The main purpose of this extensive monitoring system has been to verify the deformation response of the monuments during the construction of the project, ensuring control over the work and comparing the acquired data with the results obtained from the design phase modeling. Additionally, when deemed necessary due to the conservation status or potential effects related to the construction of the line, geotechnical and structural protection measures have been implemented for the monuments.
The protective measures can be essentially categorized into two types:
- Provisional or definitive measures implemented before the start of excavation activities: These are structural consolidation interventions aimed at addressing pre-existing issues or significant deterioration, not directly related to the effects induced by the construction of Line C;
- Measures implemented during excavation to counteract induced settlements in real-time, containing them below predetermined thresholds: These are geotechnical measures, such as Compensation Grouting.
In order to minimize their impact as much as possible on an area like Piazza Venezia, characterized by heavy vehicular traffic, tourist flows, and institutional activities, it was deemed appropriate to:
- Immediately establish a synergistic collaboration with the Superintendencies responsible for the protection and management of various monuments to be investigated, as well as the preservation of the underground.
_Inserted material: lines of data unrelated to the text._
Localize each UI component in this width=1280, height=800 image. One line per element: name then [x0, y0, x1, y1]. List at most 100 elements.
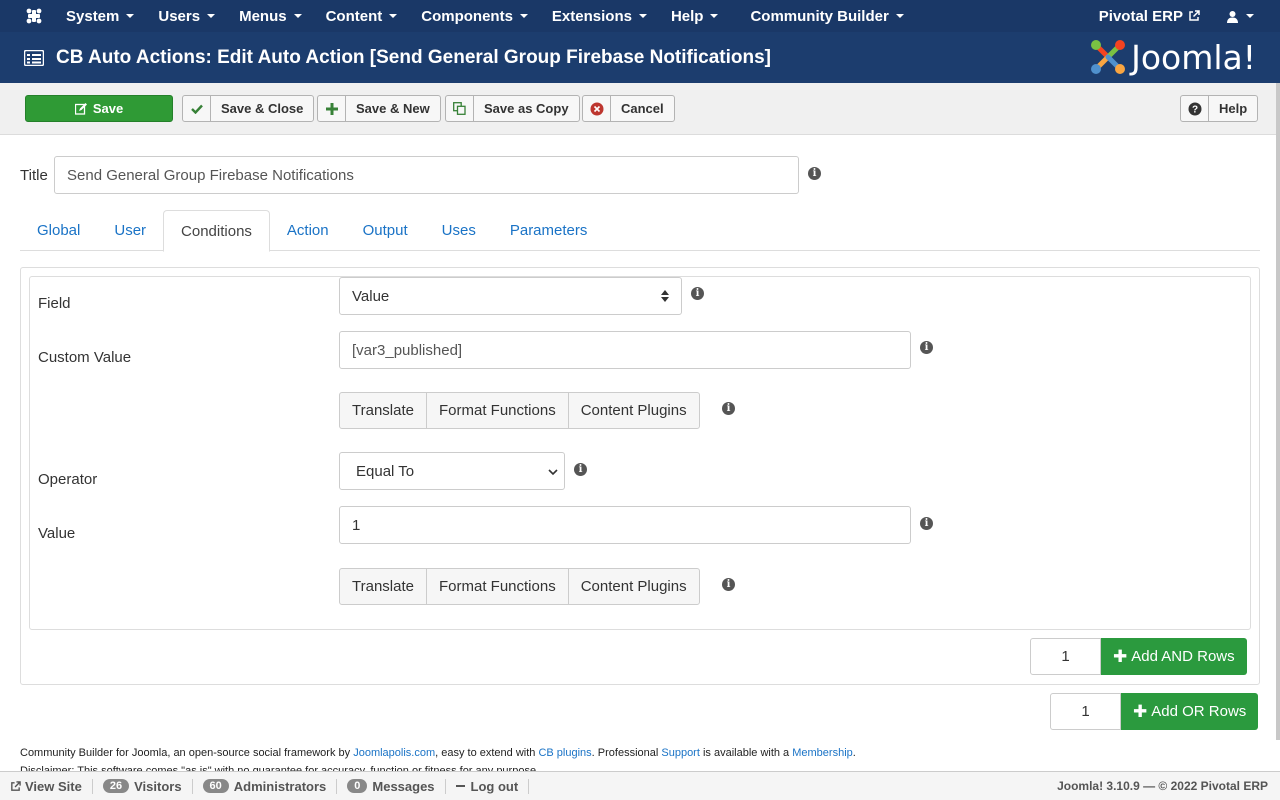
minus-icon: [455, 785, 465, 787]
caret-down-icon: [126, 14, 135, 18]
administrators-link[interactable]: 60 Administrators: [193, 778, 338, 794]
value-input[interactable]: 1: [339, 506, 911, 544]
translate-button[interactable]: Translate: [339, 392, 427, 429]
tab-uses[interactable]: Uses: [425, 210, 493, 251]
value-tools-info-icon[interactable]: i: [722, 578, 735, 591]
value-tools: Translate Format Functions Content Plugi…: [339, 568, 700, 605]
messages-link[interactable]: 0 Messages: [337, 778, 446, 794]
svg-text:?: ?: [1191, 104, 1197, 115]
main-content: Title Send General Group Firebase Notifi…: [0, 135, 1280, 771]
top-nav: System Users Menus Content Components Ex…: [0, 0, 1280, 32]
cancel-icon: [583, 96, 611, 121]
caret-down-icon: [389, 14, 398, 18]
joomla-brand-icon: [1091, 40, 1126, 74]
field-select[interactable]: Value: [339, 277, 682, 315]
menu-menus[interactable]: Menus: [227, 0, 314, 32]
external-link-icon: [11, 780, 21, 791]
or-rows-count-input[interactable]: 1: [1050, 693, 1121, 730]
logout-link[interactable]: Log out: [446, 778, 530, 794]
external-link-icon: [1189, 10, 1200, 21]
menu-users[interactable]: Users: [146, 0, 227, 32]
page-title: CB Auto Actions: Edit Auto Action [Send …: [56, 46, 771, 68]
scrollbar[interactable]: [1276, 83, 1280, 740]
version-text: Joomla! 3.10.9 — © 2022 Pivotal ERP: [1057, 779, 1268, 793]
joomla-logo-icon[interactable]: [18, 0, 50, 32]
add-and-rows-button[interactable]: ✚ Add AND Rows: [1101, 638, 1247, 675]
tab-user[interactable]: User: [97, 210, 163, 251]
caret-down-icon: [293, 14, 302, 18]
plus-icon: ✚: [1113, 646, 1128, 666]
menu-help[interactable]: Help: [659, 0, 731, 32]
status-bar: View Site 26 Visitors 60 Administrators 0M…: [0, 771, 1280, 800]
tab-conditions[interactable]: Conditions: [163, 210, 270, 252]
field-info-icon[interactable]: i: [691, 287, 704, 300]
footer-credits: Community Builder for Joomla, an open-so…: [20, 747, 856, 759]
tab-global[interactable]: Global: [20, 210, 97, 251]
add-or-rows-button[interactable]: ✚ Add OR Rows: [1121, 693, 1259, 730]
tab-output[interactable]: Output: [346, 210, 425, 251]
membership-link[interactable]: Membership: [792, 747, 853, 759]
save-new-button[interactable]: Save & New: [317, 95, 441, 122]
menu-components[interactable]: Components: [409, 0, 540, 32]
joomla-brand: Joomla!: [1089, 37, 1256, 77]
operator-info-icon[interactable]: i: [574, 463, 587, 476]
caret-down-icon: [638, 14, 647, 18]
user-icon: [1227, 10, 1238, 23]
chevron-down-icon: [548, 469, 558, 476]
toolbar: Save Save & Close Save & New Save as Cop…: [0, 83, 1280, 135]
tab-parameters[interactable]: Parameters: [493, 210, 605, 251]
field-label: Field: [38, 295, 71, 312]
cb-plugins-link[interactable]: CB plugins: [538, 747, 591, 759]
value-label: Value: [38, 525, 76, 542]
custom-value-label: Custom Value: [38, 349, 132, 366]
conditions-panel: Field Value i Custom Value [var3_publish…: [20, 267, 1260, 685]
add-or-rows: 1 ✚ Add OR Rows: [1050, 693, 1259, 730]
edit-icon: [74, 102, 87, 115]
view-site-link[interactable]: View Site: [0, 778, 93, 794]
format-functions-button[interactable]: Format Functions: [425, 568, 569, 605]
admins-badge: 60: [202, 779, 229, 793]
title-input[interactable]: Send General Group Firebase Notification…: [54, 156, 799, 194]
user-menu[interactable]: [1226, 10, 1254, 23]
title-bar: CB Auto Actions: Edit Auto Action [Send …: [0, 32, 1280, 83]
site-link[interactable]: Pivotal ERP: [1099, 8, 1200, 25]
menu-extensions[interactable]: Extensions: [540, 0, 659, 32]
menu-system[interactable]: System: [54, 0, 146, 32]
tab-bar: Global User Conditions Action Output Use…: [20, 210, 1260, 252]
help-button[interactable]: ? Help: [1180, 95, 1259, 122]
save-button[interactable]: Save: [25, 95, 173, 122]
menu-content[interactable]: Content: [314, 0, 410, 32]
custom-value-input[interactable]: [var3_published]: [339, 331, 911, 369]
plus-icon: ✚: [1133, 701, 1148, 721]
tab-action[interactable]: Action: [270, 210, 346, 251]
joomlapolis-link[interactable]: Joomlapolis.com: [353, 747, 435, 759]
caret-down-icon: [519, 14, 528, 18]
custom-value-info-icon[interactable]: i: [920, 341, 933, 354]
caret-down-icon: [895, 14, 904, 18]
title-info-icon[interactable]: i: [808, 167, 821, 180]
joomla-brand-text: Joomla!: [1131, 37, 1256, 77]
cancel-button[interactable]: Cancel: [582, 95, 675, 122]
menu-community-builder[interactable]: Community Builder: [738, 0, 915, 32]
content-plugins-button[interactable]: Content Plugins: [567, 568, 700, 605]
visitors-badge: 26: [102, 779, 130, 793]
question-icon: ?: [1181, 96, 1209, 121]
caret-down-icon: [1246, 14, 1254, 18]
add-and-rows: 1 ✚ Add AND Rows: [1030, 638, 1247, 675]
visitors-link[interactable]: 26 Visitors: [93, 778, 193, 794]
translate-button[interactable]: Translate: [339, 568, 427, 605]
support-link[interactable]: Support: [661, 747, 700, 759]
and-rows-count-input[interactable]: 1: [1030, 638, 1101, 675]
custom-tools-info-icon[interactable]: i: [722, 402, 735, 415]
condition-group: Field Value i Custom Value [var3_publish…: [29, 276, 1251, 630]
save-close-button[interactable]: Save & Close: [182, 95, 315, 122]
save-copy-button[interactable]: Save as Copy: [445, 95, 580, 122]
check-icon: [183, 96, 211, 121]
operator-select[interactable]: Equal To: [339, 452, 565, 490]
caret-down-icon: [710, 14, 719, 18]
plus-icon: [318, 96, 346, 121]
value-info-icon[interactable]: i: [920, 517, 933, 530]
updown-icon: [661, 290, 669, 302]
format-functions-button[interactable]: Format Functions: [425, 392, 569, 429]
content-plugins-button[interactable]: Content Plugins: [567, 392, 700, 429]
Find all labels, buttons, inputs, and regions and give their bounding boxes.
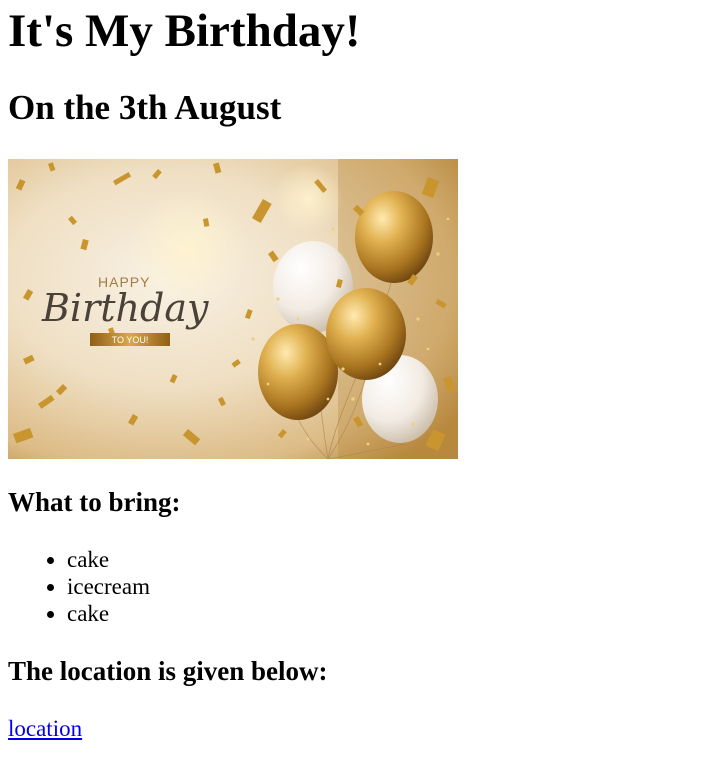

This collaboration allowed for the implementation, with the support of leading Technical Studies and specialized companies in archaeological investigations and conservation, of a rigorous plan for studying the structural and conservation status of buildings, as well as archaeological coring in the subsurface;
- Immediately establish a synergistic collaboration with the Superintendencies responsible for the protection and management of various monuments to be investigated, as well as the preservation of the underground. This collaboration allowed for the implementation, with the support of leading Technical Studies and specialized companies in archaeological investigations and conservation, of a rigorous plan for studying the structural and conservation status of buildings, as well as archaeological coring in the subsurface;
- Immediately deploy 6 drilling rigs, each with its own work teams, in “mobile” construction sites with “slender” enclosures, allowing for their immediate removal once the specific investigation was completed;
- Establish a more stable construction site in the southern portion of the central garden of Piazza Venezia, where freezing and treatment tests through chemical/cement injections of the soils were conducted. This was necessary because these tests, by their nature, required a longer execution time and larger equipment and facilities.
Freezing and Soil Treatment Test Fields
The artificial soil freezing method is a contemporary technique for waterproofing and/or consolidation during subsoil excavation. It involves freezing water within a volume of soil by circulating a low-temperature liquid, which removes and dissipates heat outside. The freezing technique is the most suitable choice, especially in urban environments, to ensure the highest possible level of safety, both for the workers involved and for the existing structures on the surface. The project includes the installation of 21 vertical freezing probes with a length of approximately 65 meters each, and 12 thermometric probes to verify the achievement of the ice thicknesses as designed.